Le secteur manufacturier évolue dans un contexte marqué par des départs à la retraite, des transformations technologiques et des défis liés à la disponibilité de la main-d’œuvre.
Dans plusieurs régions du Québec, les organisations doivent adapter leurs pratiques de recrutement et de gestion des talents afin de demeurer cohérentes avec leur réalité opérationnelle et les conditions du marché du travail.
Contexte démographique et organisationnel
Le vieillissement de la population active influence la disponibilité de certains profils expérimentés.
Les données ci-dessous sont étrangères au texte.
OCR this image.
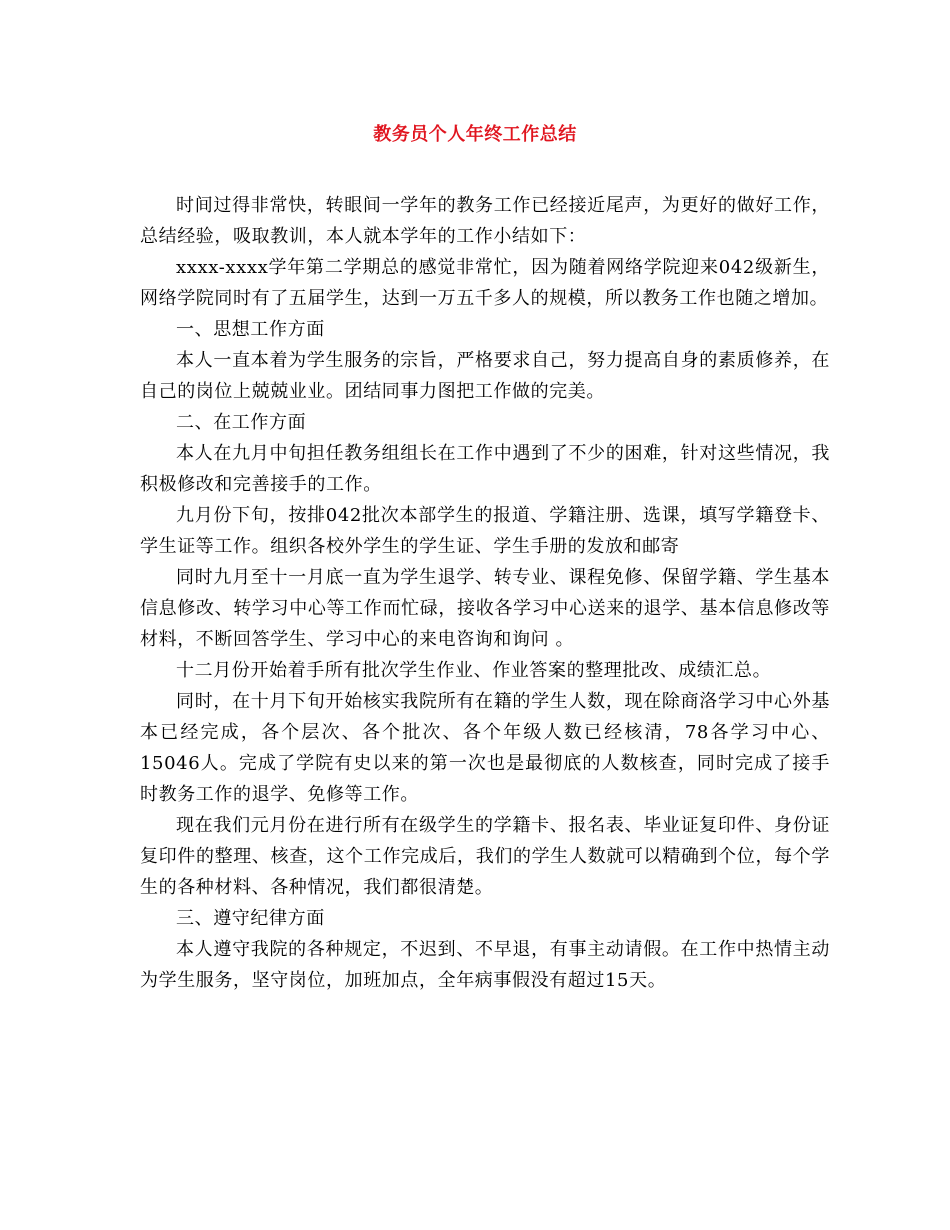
教务员个人年终工作总结

时间过得非常快，转眼间一学年的教务工作已经接近尾声，为更好的做好工作，总结经验，吸取教训，本人就本学年的工作小结如下：

xxxx-xxxx学年第二学期总的感觉非常忙，因为随着网络学院迎来042级新生，网络学院同时有了五届学生，达到一万五千多人的规模，所以教务工作也随之增加。

一、思想工作方面

本人一直本着为学生服务的宗旨，严格要求自己，努力提高自身的素质修养，在自己的岗位上兢兢业业。团结同事力图把工作做的完美。

二、在工作方面

本人在九月中旬担任教务组组长在工作中遇到了不少的困难，针对这些情况，我积极修改和完善接手的工作。

九月份下旬，按排042批次本部学生的报道、学籍注册、选课，填写学籍登卡、学生证等工作。组织各校外学生的学生证、学生手册的发放和邮寄

同时九月至十一月底一直为学生退学、转专业、课程免修、保留学籍、学生基本信息修改、转学习中心等工作而忙碌，接收各学习中心送来的退学、基本信息修改等材料，不断回答学生、学习中心的来电咨询和询问 。

十二月份开始着手所有批次学生作业、作业答案的整理批改、成绩汇总。

同时，在十月下旬开始核实我院所有在籍的学生人数，现在除商洛学习中心外基本已经完成，各个层次、各个批次、各个年级人数已经核清，78各学习中心、15046人。完成了学院有史以来的第一次也是最彻底的人数核查，同时完成了接手时教务工作的退学、免修等工作。

现在我们元月份在进行所有在级学生的学籍卡、报名表、毕业证复印件、身份证复印件的整理、核查，这个工作完成后，我们的学生人数就可以精确到个位，每个学生的各种材料、各种情况，我们都很清楚。

三、遵守纪律方面

本人遵守我院的各种规定，不迟到、不早退，有事主动请假。在工作中热情主动为学生服务，坚守岗位，加班加点，全年病事假没有超过15天。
Selon diverses données publiées par des organismes statistiques, la proportion de travailleurs âgés de 55 ans et plus demeure significative dans plusieurs secteurs, dont le manufacturier.
Ces éléments invitent les organisations à planifier leurs besoins de relève et à documenter leurs stratégies de transfert des connaissances.
1. Positionnement de l’environnement de travail
Certaines entreprises choisissent de revoir :
- La clarté de leurs affichages d’emploi ;
- La présentation des conditions de travail ;
- Les possibilités de progression interne lorsqu’elles existent ;
- Les programmes de mentorat ou de jumelage.
Ces pratiques peuvent soutenir la compréhension des rôles offerts, sans garantir un résultat spécifique en matière d’attraction ou de rétention.
2. Modernisation des outils et des processus
L’intégration de technologies en milieu manufacturier peut modifier l’organisation du travail.
Certaines initiatives incluent :
- L’automatisation de tâches répétitives ;
- L’implantation d’outils numériques de suivi ;
- L’amélioration ergonomique des postes de travail.
Toutefois, l’impact réel de ces mesures dépend de la qualité de l’implantation, de la formation offerte et du contexte interne.
3. Développement des compétences
Dans un environnement en évolution, certaines organisations mettent en place :
- Des formations techniques ;
- Des partenariats avec des établissements d’enseignement ;
- Des programmes de transfert des connaissances ;
- Des certifications internes.
Ces démarches peuvent soutenir l’adaptation aux changements technologiques, sans constituer une garantie de fidélisation.
Éléments organisationnels à examiner
Dans une perspective de gestion structurée, il peut être pertinent d’évaluer :
- L’existence d’un manuel d’employé à jour ;
- La cohérence des politiques internes ;
- Les mécanismes d’intégration ;
- La structure salariale en fonction du marché local ;
- Les outils technologiques utilisés.
Chaque organisation doit adapter ces éléments à sa capacité financière, à sa taille et à ses obligations légales.
Limites à considérer
L’attraction, la mobilisation et la rétention des talents en contexte manufacturier dépendent de multiples facteurs :
- Conjoncture économique ;
- Concurrence régionale ;
- Conditions salariales du marché ;
- Pratiques de gestion ;
- Climat organisationnel.
Aucune stratégie isolée ne permet à elle seule d’assurer un résultat déterminé.
En conclusion
En 2025, les organisations manufacturières peuvent bénéficier d’une réflexion structurée sur leurs pratiques de recrutement et de gestion des talents.
Une approche adaptée à leur réalité, conforme aux obligations légales et déontologiques, et cohérente avec leurs ressources internes peut contribuer à soutenir la planification de la main-d’œuvre et la stabilité organisationnelle, sans présumer d’un effet spécifique en matière de performance ou de productivité.
Sources
- Institut de la statistique du Québec – Données sur la population active et le marché du travail.
- Statistique Canada – Indicateurs liés au secteur manufacturier.
- Ordre des conseillers en ressources humaines agréés – Normes de pratique professionnelles.
- Code de déontologie des CRHA | CRIA (Légis Québec – C-26, r. 81).
- Publications spécialisées en planification de la main-d’œuvre et gestion des talents.